Then in
a low, strangely sounding whisper to Harper: "They think the body's in
the Devil's Cauldron. Nothing can get it out if it is. Would some proof
of its presence there be sufficient to settle the fact of her death?"
"That would depend. If the proof was unmistakable, it might pass in the
Surrogate's Court. What is the matter, Hazen?"
"Nothing." The tone was hollow; the whole man sat like an image of death.
"I--I'm thinking--weighing--" he uttered in scattered murmurs. Then
suddenly, "You're not deceiving me, Harper. Some proof will be necessary,
and that very soon, for this man Auchincloss to realize the money?"
"Yes," the monosyllable was as dry as it was short. Harper's patience
with this unnatural brother was about at an end.
"And who will venture to obtain this proof for us? No one. Not even
Ransom would venture down into that watery hole. They say it is almost
certain death," babbled Hazen.
Harper kept silence.
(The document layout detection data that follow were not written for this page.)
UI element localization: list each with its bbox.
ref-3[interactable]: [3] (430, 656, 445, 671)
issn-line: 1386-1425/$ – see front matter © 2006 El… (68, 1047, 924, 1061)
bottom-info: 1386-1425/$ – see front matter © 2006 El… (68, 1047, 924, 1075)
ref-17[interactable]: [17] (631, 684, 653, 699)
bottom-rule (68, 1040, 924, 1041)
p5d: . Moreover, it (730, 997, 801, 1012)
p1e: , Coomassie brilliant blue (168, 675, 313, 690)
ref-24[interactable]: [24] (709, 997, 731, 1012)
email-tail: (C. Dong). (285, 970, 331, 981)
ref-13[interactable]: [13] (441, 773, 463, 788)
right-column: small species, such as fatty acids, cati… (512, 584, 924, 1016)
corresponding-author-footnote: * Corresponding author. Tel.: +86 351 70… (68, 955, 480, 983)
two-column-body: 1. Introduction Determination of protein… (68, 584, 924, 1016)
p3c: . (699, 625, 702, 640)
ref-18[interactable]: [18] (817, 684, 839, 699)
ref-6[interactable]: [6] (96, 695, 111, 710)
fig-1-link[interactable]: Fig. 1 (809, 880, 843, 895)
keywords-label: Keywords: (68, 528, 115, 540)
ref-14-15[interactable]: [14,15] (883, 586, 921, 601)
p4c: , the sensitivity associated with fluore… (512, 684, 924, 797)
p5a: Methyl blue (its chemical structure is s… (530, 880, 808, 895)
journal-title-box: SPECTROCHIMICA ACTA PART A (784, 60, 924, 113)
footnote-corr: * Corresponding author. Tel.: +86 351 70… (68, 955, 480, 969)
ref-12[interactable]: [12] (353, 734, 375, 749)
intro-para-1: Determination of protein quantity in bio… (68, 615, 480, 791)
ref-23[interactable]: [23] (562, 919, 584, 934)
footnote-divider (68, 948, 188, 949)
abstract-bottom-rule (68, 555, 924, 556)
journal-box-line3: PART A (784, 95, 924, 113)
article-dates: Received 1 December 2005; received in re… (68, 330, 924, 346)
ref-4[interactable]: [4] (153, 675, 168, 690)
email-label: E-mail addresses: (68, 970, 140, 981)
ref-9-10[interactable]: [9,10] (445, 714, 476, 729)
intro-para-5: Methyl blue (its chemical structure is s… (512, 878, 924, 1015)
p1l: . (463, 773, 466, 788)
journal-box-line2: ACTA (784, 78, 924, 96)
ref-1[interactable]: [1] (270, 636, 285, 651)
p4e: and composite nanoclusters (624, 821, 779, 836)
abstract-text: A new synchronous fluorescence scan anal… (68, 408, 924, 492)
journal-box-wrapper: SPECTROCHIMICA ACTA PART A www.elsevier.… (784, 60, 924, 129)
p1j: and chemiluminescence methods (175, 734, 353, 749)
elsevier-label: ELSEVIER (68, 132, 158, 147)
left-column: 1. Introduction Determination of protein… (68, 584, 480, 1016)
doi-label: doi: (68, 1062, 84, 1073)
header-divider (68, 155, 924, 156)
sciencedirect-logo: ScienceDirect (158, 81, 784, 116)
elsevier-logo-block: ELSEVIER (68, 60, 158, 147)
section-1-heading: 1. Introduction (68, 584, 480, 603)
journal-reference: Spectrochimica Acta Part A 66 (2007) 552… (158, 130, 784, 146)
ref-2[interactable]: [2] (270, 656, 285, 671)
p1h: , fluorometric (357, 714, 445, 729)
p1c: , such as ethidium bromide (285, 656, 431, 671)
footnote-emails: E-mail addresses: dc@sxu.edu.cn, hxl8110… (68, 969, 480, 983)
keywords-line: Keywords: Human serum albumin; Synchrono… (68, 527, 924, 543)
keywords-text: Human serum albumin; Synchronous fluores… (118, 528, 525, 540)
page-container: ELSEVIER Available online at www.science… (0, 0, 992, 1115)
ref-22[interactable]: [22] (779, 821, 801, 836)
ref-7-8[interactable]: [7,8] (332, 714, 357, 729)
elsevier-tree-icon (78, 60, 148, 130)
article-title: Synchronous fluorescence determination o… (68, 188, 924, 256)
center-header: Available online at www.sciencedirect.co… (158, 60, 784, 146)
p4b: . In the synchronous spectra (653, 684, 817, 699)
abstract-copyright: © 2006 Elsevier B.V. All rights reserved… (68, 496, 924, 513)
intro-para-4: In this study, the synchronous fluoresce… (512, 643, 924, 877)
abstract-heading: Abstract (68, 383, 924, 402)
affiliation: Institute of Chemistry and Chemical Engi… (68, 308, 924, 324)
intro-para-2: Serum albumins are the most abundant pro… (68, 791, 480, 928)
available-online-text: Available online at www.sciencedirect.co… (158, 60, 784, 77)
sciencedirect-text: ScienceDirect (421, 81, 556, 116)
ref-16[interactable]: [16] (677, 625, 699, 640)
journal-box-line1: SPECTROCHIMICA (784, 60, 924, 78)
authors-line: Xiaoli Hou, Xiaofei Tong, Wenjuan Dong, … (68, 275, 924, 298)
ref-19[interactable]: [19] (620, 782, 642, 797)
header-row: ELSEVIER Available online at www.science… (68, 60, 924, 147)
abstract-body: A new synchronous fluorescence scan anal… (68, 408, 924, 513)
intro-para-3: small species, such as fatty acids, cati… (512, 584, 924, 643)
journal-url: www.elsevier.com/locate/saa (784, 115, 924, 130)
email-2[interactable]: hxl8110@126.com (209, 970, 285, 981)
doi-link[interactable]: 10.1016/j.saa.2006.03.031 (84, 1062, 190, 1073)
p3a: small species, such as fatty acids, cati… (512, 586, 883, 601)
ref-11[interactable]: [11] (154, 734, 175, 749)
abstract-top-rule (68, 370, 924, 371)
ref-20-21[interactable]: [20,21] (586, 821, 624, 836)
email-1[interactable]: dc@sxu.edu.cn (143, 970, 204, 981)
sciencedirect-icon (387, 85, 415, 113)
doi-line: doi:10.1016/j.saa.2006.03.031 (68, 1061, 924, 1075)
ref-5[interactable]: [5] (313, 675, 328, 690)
Strange forces were at work. The head of another
gruesome tragedy loomed vaguely through the shadows of this already
sufficiently tragic mystery.
"Go on!" suddenly shouted Hazen, leaning forward to the chauffeur. But
the next instant his hand was on the man's sleeve. "No, I have changed my
mind. Here, Staples," he called out as a man came running down the steps,
"take my bag and ask the landlady to prepare me a room.